When you have something similar in your stack - for example AWS provides "Step Functions". But if you don't have the possibility to use AWS or you want to use your on-premise installation you can use Apache Airflow. Also when you have no branching or just a sequential order of execution, Airflow may to to much for your needs - but you can still use it. If you don't like python, Apache Airflow will not be a good choice for you either.

Task

A Task in the terminology of Apache Airflow is what I previously called "job" that you can run by itself. You can restart it and look at the logs using the Apache Airflow UI. We will have a look at the Apache Airflow UI in a next blog post.

Dag

A Dag is a container a collection of tasks with their dependencies to each other. You could call Apache Airflow an application for (managing) a collection of dags.

Scheduling

Running jobs regularly can not be done using a cyclic dag - that's not allowed in Apache Airflow.

To have this kind of functionality, you can use crontab style definition in your dag to have it scheduled appropriately, for example at 9:00am UTC. This will remove the cyclic dependency for a lot of cases.

Bash Operator

The first and the most simple one is the "Bash Operator". It allows you to execute any bash command.

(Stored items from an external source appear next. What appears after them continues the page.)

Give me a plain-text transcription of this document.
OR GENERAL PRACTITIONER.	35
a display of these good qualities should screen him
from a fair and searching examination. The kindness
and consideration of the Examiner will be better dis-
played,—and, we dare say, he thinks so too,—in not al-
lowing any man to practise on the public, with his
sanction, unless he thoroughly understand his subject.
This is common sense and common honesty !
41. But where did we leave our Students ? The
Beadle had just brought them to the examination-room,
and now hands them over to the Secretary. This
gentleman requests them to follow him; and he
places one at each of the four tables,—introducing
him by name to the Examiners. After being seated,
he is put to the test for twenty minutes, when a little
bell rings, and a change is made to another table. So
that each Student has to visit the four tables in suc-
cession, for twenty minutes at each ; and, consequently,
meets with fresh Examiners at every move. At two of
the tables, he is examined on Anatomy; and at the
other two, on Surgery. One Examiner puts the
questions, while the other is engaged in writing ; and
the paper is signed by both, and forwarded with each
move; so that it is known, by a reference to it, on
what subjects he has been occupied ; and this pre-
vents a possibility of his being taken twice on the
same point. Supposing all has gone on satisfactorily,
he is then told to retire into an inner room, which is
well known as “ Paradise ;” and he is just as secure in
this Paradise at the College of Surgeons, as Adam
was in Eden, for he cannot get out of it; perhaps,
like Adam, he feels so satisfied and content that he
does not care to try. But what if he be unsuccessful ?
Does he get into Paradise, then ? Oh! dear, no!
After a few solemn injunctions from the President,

Lets give an example: Delete the last file in the current directory. First, we need to create a new file for testing. Then we use ls for listing the directory content then we want to get the last element from. With tail -n 1,we only get the last element. And finally the xargs call for actually removing the element. You can combine all of this commands using Pipes:

ls | tail -n 1 | xargs -i bash -c 'rm {}'

Of course you can put all in one bash operator, it will work fine. But it will not give you (every) benefit of using Apache Airflow.

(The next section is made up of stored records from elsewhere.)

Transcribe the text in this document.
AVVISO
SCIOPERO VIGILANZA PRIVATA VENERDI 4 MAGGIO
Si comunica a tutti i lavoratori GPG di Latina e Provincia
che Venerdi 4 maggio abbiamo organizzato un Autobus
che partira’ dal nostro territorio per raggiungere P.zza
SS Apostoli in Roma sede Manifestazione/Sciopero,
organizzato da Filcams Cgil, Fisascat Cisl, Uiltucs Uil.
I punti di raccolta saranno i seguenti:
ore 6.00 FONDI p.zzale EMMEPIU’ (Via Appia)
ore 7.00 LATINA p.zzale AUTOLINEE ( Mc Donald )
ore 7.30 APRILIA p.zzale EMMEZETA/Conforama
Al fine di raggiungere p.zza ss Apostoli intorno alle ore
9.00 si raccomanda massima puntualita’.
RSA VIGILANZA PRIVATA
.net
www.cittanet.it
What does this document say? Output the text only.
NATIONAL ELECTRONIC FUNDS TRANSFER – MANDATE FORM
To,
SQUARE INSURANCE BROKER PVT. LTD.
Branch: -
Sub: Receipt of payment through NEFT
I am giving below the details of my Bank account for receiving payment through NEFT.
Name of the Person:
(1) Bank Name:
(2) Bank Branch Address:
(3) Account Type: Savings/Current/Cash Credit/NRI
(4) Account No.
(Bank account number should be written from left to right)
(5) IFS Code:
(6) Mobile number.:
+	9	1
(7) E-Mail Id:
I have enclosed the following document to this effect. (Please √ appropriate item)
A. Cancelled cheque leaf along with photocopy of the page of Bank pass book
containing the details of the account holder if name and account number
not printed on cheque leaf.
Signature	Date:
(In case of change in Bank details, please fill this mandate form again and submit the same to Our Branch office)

Instead, what I would suggest, moving each of this calls into separate "Task"s. The first one is ls than the tail and then the rm. This allows you, when one of this task crash:

  • Look into the logs what happened
  • restarting only the failed part
  • better debugging while developing new dags
  • prevent computational expensive tasks from rerunning when not really required

XCom

When you have to do some cross-Task communication like in the provided example above, their is a build in mechanism called "XCom" - short form for "cross communication". With it, you will just have to write jinja templates, where you are pushing and pulling from. The data management itself is managed by airflow.

Python Operator

It allows you to execute arbitrary python code directly out of airflow. Note that your environment variables may get cleaned, so you need to add them to .bashrc or similar file.

Global Variables

You can read and write global variables while execute a task. But you should not use them for any state management.

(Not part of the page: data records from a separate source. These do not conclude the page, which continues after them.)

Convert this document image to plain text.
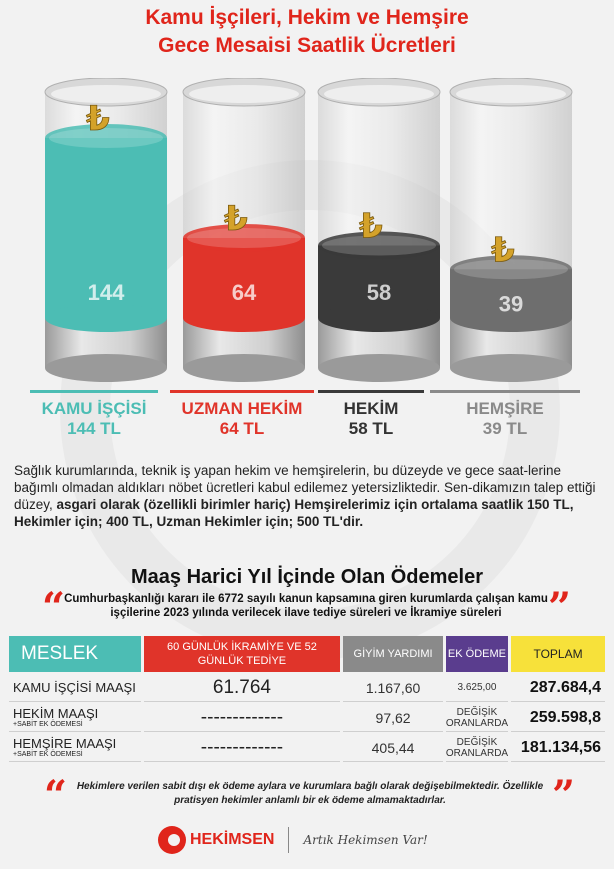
Kamu İşçileri, Hekim ve Hemşire
Gece Mesaisi Saatlik Ücretleri
₺
144
₺
64
₺
58
₺
39
KAMU İŞÇİSİ
144 TL
UZMAN HEKİM
64 TL
HEKİM
58 TL
HEMŞİRE
39 TL
Sağlık kurumlarında, teknik iş yapan hekim ve hemşirelerin, bu düzeyde ve gece saat-lerine bağımlı olmadan aldıkları nöbet ücretleri kabul edilemez yetersizliktedir. Sen-dikamızın talep ettiği düzey, asgari olarak (özellikli birimler hariç) Hemşirelerimiz için ortalama saatlik 150 TL, Hekimler için; 400 TL, Uzman Hekimler için; 500 TL'dir.
Maaş Harici Yıl İçinde Olan Ödemeler
“ Cumhurbaşkanlığı kararı ile 6772 sayılı kanun kapsamına giren kurumlarda çalışan kamu işçilerine 2023 yılında verilecek ilave tediye süreleri ve İkramiye süreleri	”
MESLEK	60 GÜNLÜK İKRAMİYE VE 52 GÜNLÜK TEDİYE	GİYİM YARDIMI	EK ÖDEME	TOPLAM
KAMU İŞÇİSİ MAAŞI	61.764	1.167,60	3.625,00	287.684,4
HEKİM MAAŞI
+SABİT EK ÖDEMESİ	-------------	97,62	DEĞİŞİK ORANLARDA	259.598,8
HEMŞİRE MAAŞI
+SABİT EK ÖDEMESİ	-------------	405,44	DEĞİŞİK ORANLARDA	181.134,56
“ Hekimlere verilen sabit dışı ek ödeme aylara ve kurumlara bağlı olarak değişebilmektedir. Özellikle pratisyen hekimler anlamlı bir ek ödeme almamaktadırlar.	”
HEKİMSEN Artık Hekimsen Var!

Everything that is related to a state, should be handled in the dag itself. Otherwise you loose the restarting possibility. We use global variables in my current company to store credentials to third party servers that don't change frequently and should not influence the execution of a task (until the credentials are used).

Cross Communication via Dags

When you have a huge complex pipeline, you may consider splitting it into several dags. In Apache Airflow you can not pass data between dags. But you can execute a dag from the airflow CLI with a json payload. Combining this with a Bash Operator and a little bit of code, you can pass data beween dags with no extra library. I will do an entire blogpost and video how to do it, when you are interested in the details.

In the next Post I will show you the Airflow UI, to not extend the amount of text in one post :-).

Thanks for reading and see you soon.